Le premier ministre Gabriel Attal est chargé de former son futur gouvernement, au lendemain de sa nomination par Emmanuel Macron. Il a d’ores et déjà en ligne de mire les élections européennes du 9 juin, pour lesquelles « il aura un rôle important à jouer » selon Martial Foucault, politologue invité de la matinale de Radio Classique ce mercredi.
A 34 ans, Gabriel Attal devient le plus jeune premier ministre de l’histoire de la Ve république, détrônant le socialiste Laurent Fabius, qui avait été nommé à ce poste à l’âge de 37 ans en 1984.
Le premier ministre veut « effacer en quelque sorte son très jeune âge pour indiquer que la crédibilité de l’action qu’il va conduire doit s’imposer auprès des futurs membres de son gouvernement », analyse le politologue Martial Foucault.

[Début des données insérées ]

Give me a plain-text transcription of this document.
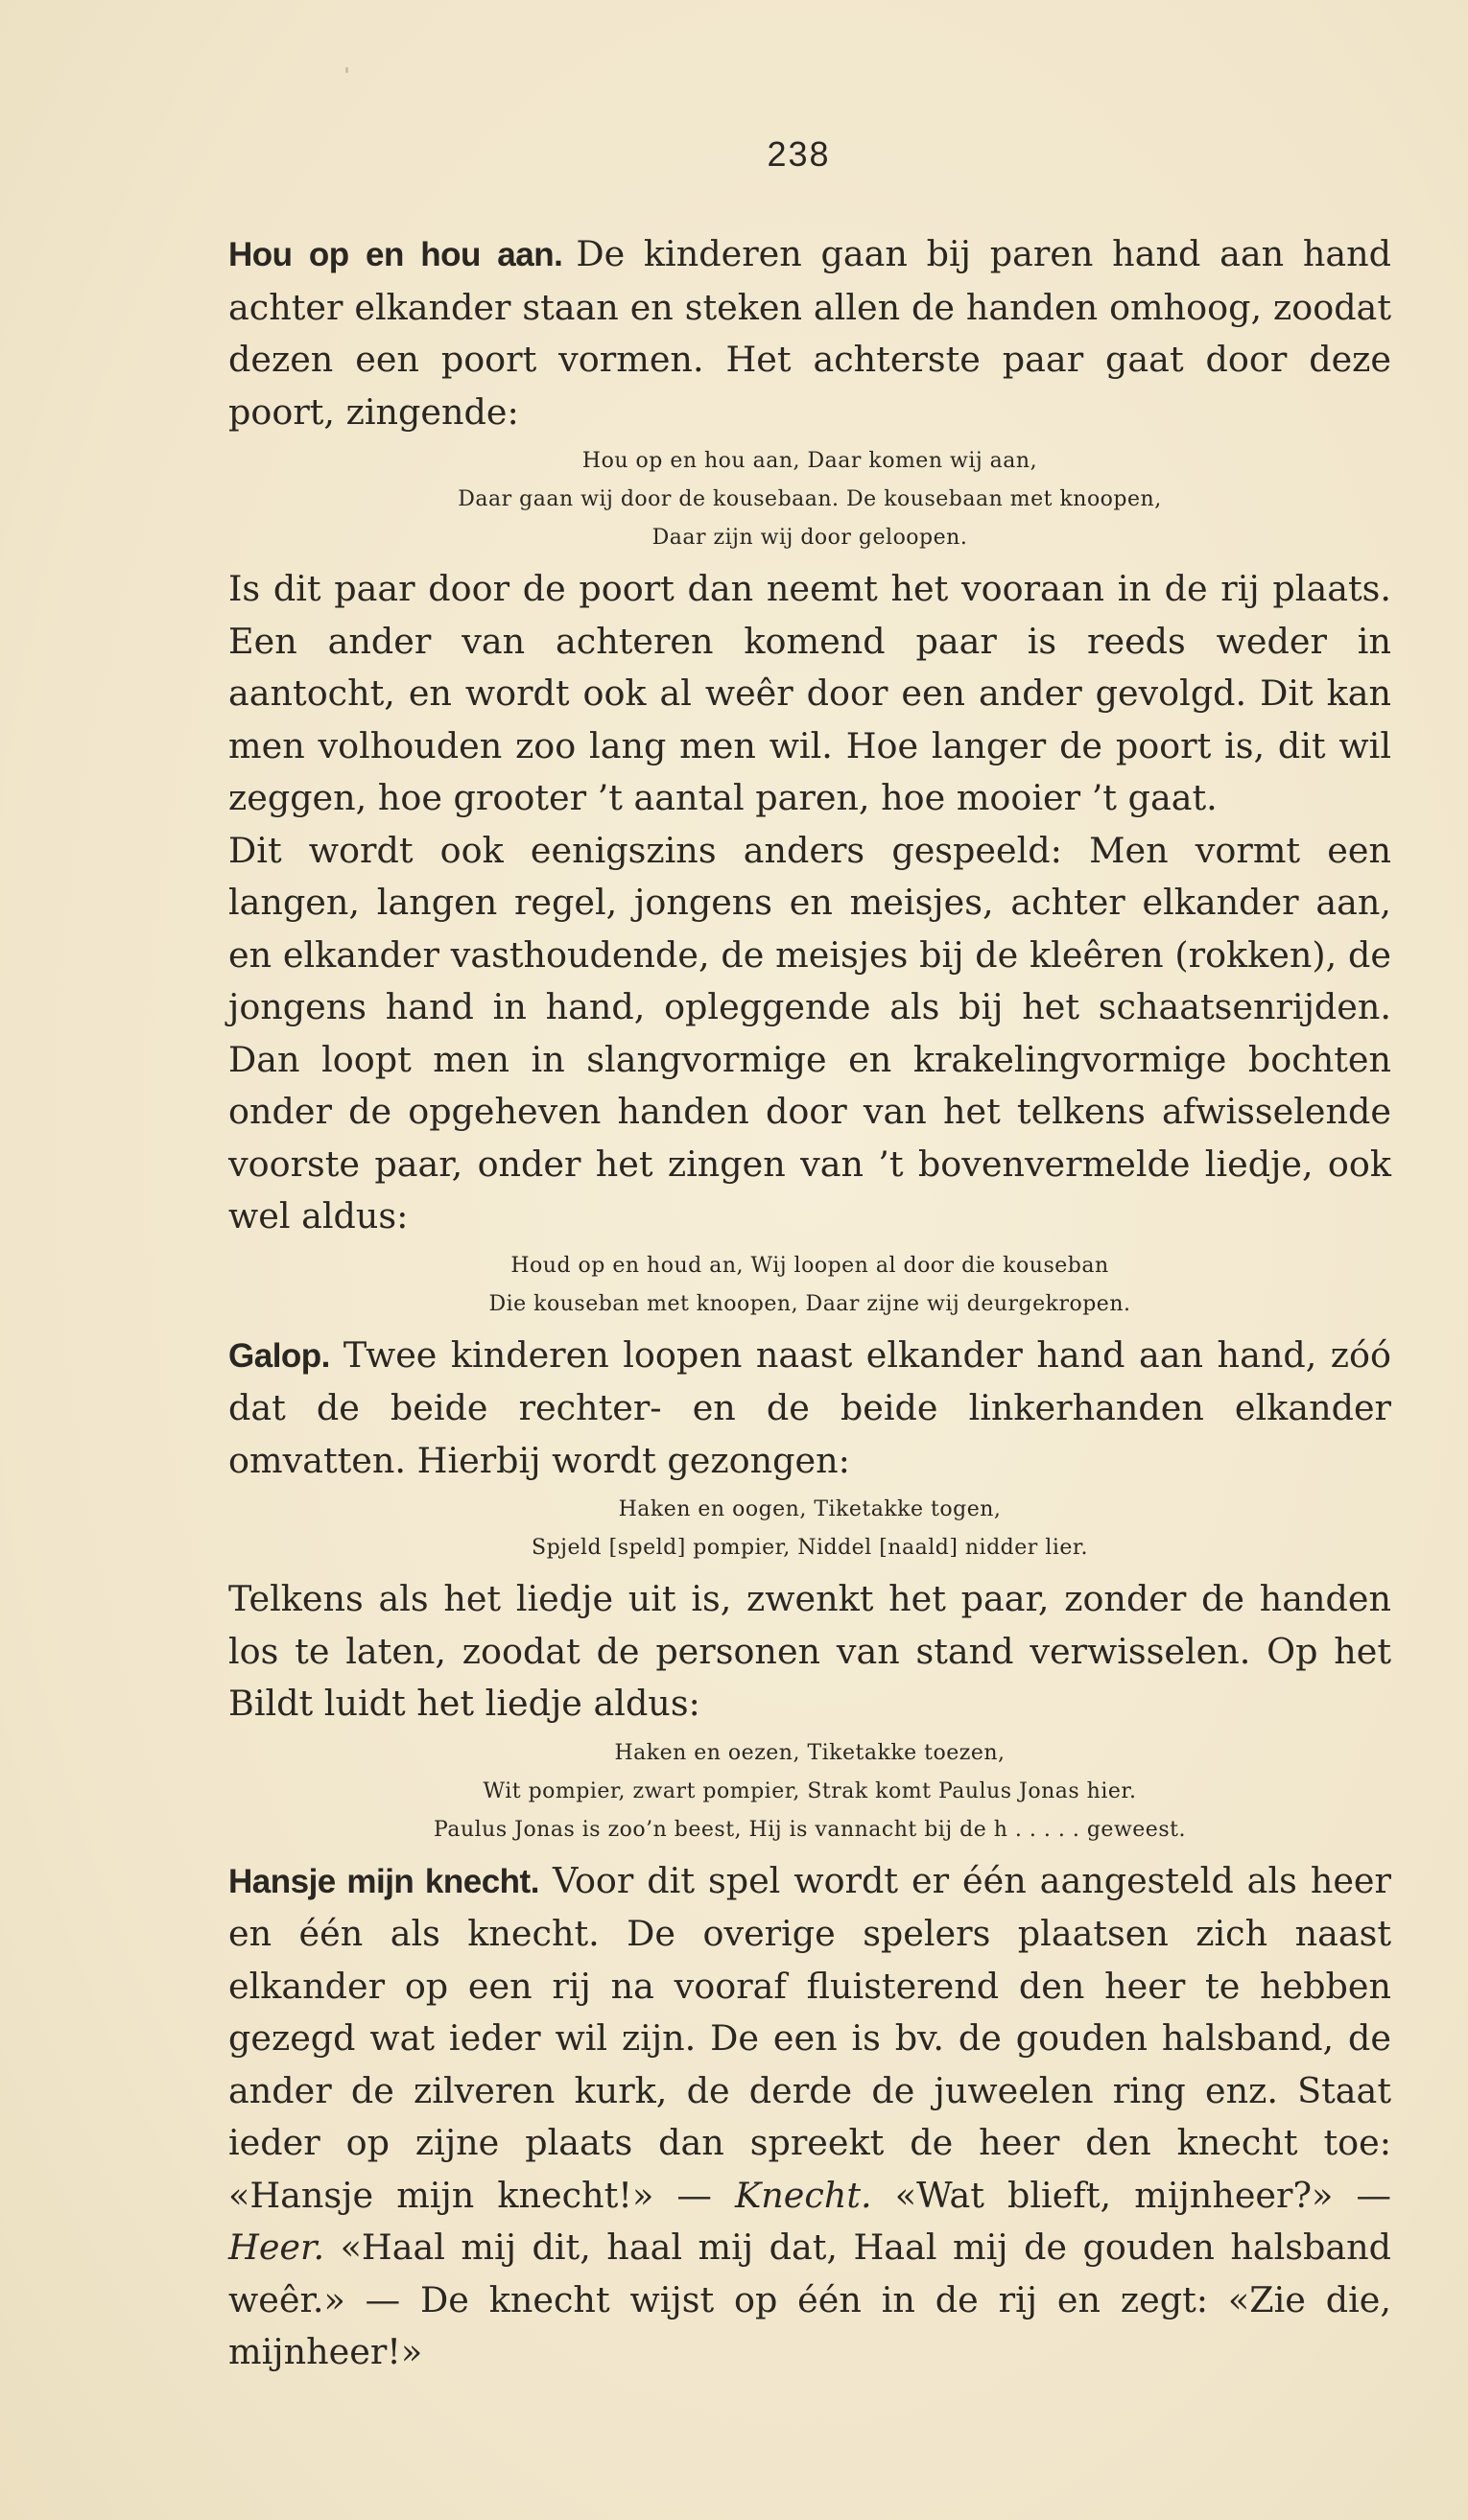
238

Hou op en hou aan. De kinderen gaan bij paren hand aan hand achter elkander staan en steken allen de handen omhoog, zoodat dezen een poort vormen. Het achterste paar gaat door deze poort, zingende:

Hou op en hou aan, Daar komen wij aan,
Daar gaan wij door de kousebaan. De kousebaan met knoopen,
Daar zijn wij door geloopen.

Is dit paar door de poort dan neemt het vooraan in de rij plaats. Een ander van achteren komend paar is reeds weder in aantocht, en wordt ook al weêr door een ander gevolgd. Dit kan men volhouden zoo lang men wil. Hoe langer de poort is, dit wil zeggen, hoe grooter ’t aantal paren, hoe mooier ’t gaat.

Dit wordt ook eenigszins anders gespeeld: Men vormt een langen, langen regel, jongens en meisjes, achter elkander aan, en elkander vasthoudende, de meisjes bij de kleêren (rokken), de jongens hand in hand, opleggende als bij het schaatsenrijden. Dan loopt men in slangvormige en krakelingvormige bochten onder de opgeheven handen door van het telkens afwisselende voorste paar, onder het zingen van ’t bovenvermelde liedje, ook wel aldus:

Houd op en houd an, Wij loopen al door die kouseban
Die kouseban met knoopen, Daar zijne wij deurgekropen.

Galop. Twee kinderen loopen naast elkander hand aan hand, zóó dat de beide rechter- en de beide linkerhanden elkander omvatten. Hierbij wordt gezongen:

Haken en oogen, Tiketakke togen,
Spjeld [speld] pompier, Niddel [naald] nidder lier.

Telkens als het liedje uit is, zwenkt het paar, zonder de handen los te laten, zoodat de personen van stand verwisselen. Op het Bildt luidt het liedje aldus:

Haken en oezen, Tiketakke toezen,
Wit pompier, zwart pompier, Strak komt Paulus Jonas hier.
Paulus Jonas is zoo’n beest, Hij is vannacht bij de h . . . . . geweest.

Hansje mijn knecht. Voor dit spel wordt er één aangesteld als heer en één als knecht. De overige spelers plaatsen zich naast elkander op een rij na vooraf fluisterend den heer te hebben gezegd wat ieder wil zijn. De een is bv. de gouden halsband, de ander de zilveren kurk, de derde de juweelen ring enz. Staat ieder op zijne plaats dan spreekt de heer den knecht toe: «Hansje mijn knecht!» — Knecht. «Wat blieft, mijnheer?» — Heer. «Haal mij dit, haal mij dat, Haal mij de gouden halsband weêr.» — De knecht wijst op één in de rij en zegt: «Zie die, mijnheer!»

« Ce ne sera pas une tâche facile puisque les rumeurs indiquent qu’un certain nombre de ministres de l’ancien gouvernement n’étaient pas très favorables à sa nomination ». Parmi les noms cités de ces quelques réfractaires, Gérald Darmanin, Bruno Le Maire, mais aussi Richard Ferrand.
Les « classes moyennes » au cœur de l’action de Gabriel Attal
Selon le directeur du CEVIPOF (Centre de recherches politiques de Sciences Po), Gabriel Attal entend affirmer rapidement son « principal marqueur idéologique » : le « pragmatisme ».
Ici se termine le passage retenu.